Every year Ulch has several food plots in areas where there is cover and access to water. “We see deer in our yard nearly every day. We also have fox, coyote, raccoon, skunk, hawks, owls, occasionally a mink or an otter and often bald eagles.”
Besides all the ways he’s committed to conservation on the farm, you’ll also see him driving a hybrid Toyota Prius – his third one.
Conservation enthusiast Henry Kallal started farming in 1976 and two years later was determined to give no-till a try on his Jerseyville, IL, operation. “I remember we took an old Case planter and filled the insecticide boxes with dirt so we’d have enough down pressure to no-till beans after wheat,” he recalls. “We tried no-till with corn, too, but we weren’t very happy. We even tried ridge-till with mixed results.”
Today, he no-tills all 800 acres of his soybeans and has moved to strip-tilling his 1,000 acres of corn.
A stickler for stewardship, Kallal uses IPM before applying insecticide or fungicide. “We do it for two reasons.
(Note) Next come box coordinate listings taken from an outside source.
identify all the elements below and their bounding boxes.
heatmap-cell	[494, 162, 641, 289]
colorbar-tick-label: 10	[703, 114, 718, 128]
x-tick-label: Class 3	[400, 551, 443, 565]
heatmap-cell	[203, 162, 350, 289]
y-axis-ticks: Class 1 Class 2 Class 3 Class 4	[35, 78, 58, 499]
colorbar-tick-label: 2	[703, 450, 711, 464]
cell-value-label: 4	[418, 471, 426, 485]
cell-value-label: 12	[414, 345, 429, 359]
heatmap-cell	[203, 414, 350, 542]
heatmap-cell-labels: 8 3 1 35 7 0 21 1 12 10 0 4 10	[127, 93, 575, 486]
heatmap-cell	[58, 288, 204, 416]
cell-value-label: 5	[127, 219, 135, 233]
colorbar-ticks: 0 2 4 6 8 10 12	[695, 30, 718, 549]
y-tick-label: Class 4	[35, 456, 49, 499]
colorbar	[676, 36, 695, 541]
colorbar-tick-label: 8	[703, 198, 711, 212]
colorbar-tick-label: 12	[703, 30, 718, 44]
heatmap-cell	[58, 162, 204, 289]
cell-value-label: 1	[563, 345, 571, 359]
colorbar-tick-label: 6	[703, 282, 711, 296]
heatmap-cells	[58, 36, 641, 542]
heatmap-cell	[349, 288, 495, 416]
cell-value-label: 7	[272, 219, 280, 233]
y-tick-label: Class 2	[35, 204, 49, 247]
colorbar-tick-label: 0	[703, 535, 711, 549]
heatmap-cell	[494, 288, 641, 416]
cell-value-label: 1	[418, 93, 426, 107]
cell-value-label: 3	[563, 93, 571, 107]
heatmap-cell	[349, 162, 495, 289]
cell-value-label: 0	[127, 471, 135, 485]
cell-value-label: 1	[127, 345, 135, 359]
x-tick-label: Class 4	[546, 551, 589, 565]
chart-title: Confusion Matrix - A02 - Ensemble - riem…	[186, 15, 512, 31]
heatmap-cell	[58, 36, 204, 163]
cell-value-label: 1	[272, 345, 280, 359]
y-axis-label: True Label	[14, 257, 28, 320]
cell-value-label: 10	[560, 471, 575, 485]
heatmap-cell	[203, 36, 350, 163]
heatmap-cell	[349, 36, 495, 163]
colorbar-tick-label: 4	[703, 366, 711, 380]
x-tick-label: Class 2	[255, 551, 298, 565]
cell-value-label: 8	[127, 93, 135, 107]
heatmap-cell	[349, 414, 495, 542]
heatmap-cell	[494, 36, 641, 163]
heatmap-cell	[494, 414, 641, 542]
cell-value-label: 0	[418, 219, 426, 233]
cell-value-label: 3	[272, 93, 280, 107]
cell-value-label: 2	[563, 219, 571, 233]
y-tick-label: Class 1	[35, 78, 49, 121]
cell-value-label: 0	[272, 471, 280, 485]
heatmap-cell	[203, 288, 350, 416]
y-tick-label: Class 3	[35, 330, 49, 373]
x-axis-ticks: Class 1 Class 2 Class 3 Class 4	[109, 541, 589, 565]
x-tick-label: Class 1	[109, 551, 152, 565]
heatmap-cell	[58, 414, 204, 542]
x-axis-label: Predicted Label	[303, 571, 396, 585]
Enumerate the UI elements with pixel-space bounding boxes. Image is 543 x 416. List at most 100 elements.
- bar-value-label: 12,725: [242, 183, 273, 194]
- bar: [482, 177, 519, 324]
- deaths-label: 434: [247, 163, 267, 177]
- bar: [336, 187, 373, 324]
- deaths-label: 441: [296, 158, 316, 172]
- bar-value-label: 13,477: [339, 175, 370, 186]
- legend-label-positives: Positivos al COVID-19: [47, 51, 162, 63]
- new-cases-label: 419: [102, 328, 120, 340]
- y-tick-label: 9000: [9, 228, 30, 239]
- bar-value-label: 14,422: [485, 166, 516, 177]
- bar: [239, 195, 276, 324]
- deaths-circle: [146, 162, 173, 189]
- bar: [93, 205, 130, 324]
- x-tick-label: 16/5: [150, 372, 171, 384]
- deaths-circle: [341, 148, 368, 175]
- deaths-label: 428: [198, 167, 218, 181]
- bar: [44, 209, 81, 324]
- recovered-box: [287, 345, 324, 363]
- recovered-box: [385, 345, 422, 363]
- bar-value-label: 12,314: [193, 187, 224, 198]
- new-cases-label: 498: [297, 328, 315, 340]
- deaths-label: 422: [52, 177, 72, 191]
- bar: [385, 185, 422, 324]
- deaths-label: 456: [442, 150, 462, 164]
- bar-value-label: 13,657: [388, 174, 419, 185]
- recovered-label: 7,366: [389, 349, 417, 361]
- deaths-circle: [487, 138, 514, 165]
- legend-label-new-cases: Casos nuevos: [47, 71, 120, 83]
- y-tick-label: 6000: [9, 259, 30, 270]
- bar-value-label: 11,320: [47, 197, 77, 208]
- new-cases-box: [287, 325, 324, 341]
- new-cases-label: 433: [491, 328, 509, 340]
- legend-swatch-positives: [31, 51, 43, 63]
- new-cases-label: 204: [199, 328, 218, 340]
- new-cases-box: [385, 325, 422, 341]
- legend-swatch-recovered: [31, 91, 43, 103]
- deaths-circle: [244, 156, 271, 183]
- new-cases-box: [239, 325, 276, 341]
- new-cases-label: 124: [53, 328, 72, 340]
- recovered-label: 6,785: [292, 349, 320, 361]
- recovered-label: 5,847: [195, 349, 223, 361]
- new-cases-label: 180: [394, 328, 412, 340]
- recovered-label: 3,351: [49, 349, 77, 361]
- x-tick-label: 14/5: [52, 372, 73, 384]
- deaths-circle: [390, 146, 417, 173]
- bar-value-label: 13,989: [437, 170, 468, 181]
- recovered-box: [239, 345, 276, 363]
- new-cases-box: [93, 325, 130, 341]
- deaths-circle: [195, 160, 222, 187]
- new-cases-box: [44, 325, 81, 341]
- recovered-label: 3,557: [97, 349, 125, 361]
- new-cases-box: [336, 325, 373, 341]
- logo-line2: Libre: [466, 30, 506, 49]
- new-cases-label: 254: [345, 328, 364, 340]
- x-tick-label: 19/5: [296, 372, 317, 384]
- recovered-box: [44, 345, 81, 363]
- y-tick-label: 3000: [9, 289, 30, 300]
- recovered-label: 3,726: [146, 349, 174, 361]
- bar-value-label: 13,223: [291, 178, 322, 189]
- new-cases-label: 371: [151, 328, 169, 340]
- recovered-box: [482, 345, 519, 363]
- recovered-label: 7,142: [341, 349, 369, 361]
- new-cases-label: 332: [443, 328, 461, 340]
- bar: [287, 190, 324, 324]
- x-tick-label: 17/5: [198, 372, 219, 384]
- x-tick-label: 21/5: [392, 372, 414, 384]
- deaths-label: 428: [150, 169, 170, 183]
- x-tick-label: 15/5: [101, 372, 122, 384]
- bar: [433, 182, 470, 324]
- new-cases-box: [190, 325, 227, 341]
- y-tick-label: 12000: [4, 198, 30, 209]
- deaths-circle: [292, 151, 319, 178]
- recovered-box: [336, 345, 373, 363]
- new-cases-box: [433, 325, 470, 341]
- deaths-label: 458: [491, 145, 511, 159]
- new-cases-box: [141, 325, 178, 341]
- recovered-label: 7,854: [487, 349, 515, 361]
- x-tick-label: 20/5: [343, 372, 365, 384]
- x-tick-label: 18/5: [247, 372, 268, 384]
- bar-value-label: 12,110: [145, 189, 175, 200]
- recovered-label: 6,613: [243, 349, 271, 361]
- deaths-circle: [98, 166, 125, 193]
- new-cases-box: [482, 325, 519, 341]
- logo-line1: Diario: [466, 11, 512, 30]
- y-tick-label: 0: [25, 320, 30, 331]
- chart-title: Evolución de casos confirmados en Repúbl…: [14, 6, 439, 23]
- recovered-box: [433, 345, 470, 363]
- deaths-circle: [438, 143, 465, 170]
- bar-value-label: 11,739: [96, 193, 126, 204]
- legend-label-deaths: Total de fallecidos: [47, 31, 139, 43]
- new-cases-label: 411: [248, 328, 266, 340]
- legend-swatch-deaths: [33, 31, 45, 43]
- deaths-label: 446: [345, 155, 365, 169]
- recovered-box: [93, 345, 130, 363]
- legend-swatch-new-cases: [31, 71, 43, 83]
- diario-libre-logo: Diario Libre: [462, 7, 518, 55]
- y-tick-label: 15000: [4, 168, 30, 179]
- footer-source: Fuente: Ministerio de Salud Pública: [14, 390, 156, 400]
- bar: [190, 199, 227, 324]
First, we want to be good stewards of the land and, second, we can’t afford to apply chemicals needlessly.
“We apply burndown herbicides in the fall so we don’t have to in the spring,” he says. “We also apply anhydrous in the fall and use N-Serve to prevent losing the nitrogen. This protects the groundwater and our investment in fertilizer.”
He adds that triple-stack corn has reduced the amount of herbicide and insecticide he uses, too. He soil samples every four years and then uses GPS guidance to prevent fertilizer overlaps and skips.
When Kallal found it difficult to find anyone to put in short tile runs to drain wet spots on his smaller fields, he didn’t panic. He went out and bought his own tiling machine and now has installed several miles of tiling on his southwest Illinois farm.
Kallal even has the equipment – high lift, trackhoe and backhoe – to do a variety of conservation work himself. In fact, he built two dry dams this spring on his farm and two for his neighbors. “We also cleaned out three ponds that were silted in and dams that were destroyed. We then stocked those ponds with fish and now allow the neighbors and friends to go fishing.”
He’s also built 16 acres of waterways and about 18 acres of buffer strips around his farm to keep chemicals and soil out of ponds and surface water. He even has 11 acres of quail habitat planted around the edges of fields next to the filter strips.
“We work hard to be good stewards of the soil,” Kallal says. “We live here and drink the water so we better protect it and keep a healthy environment in which to live.”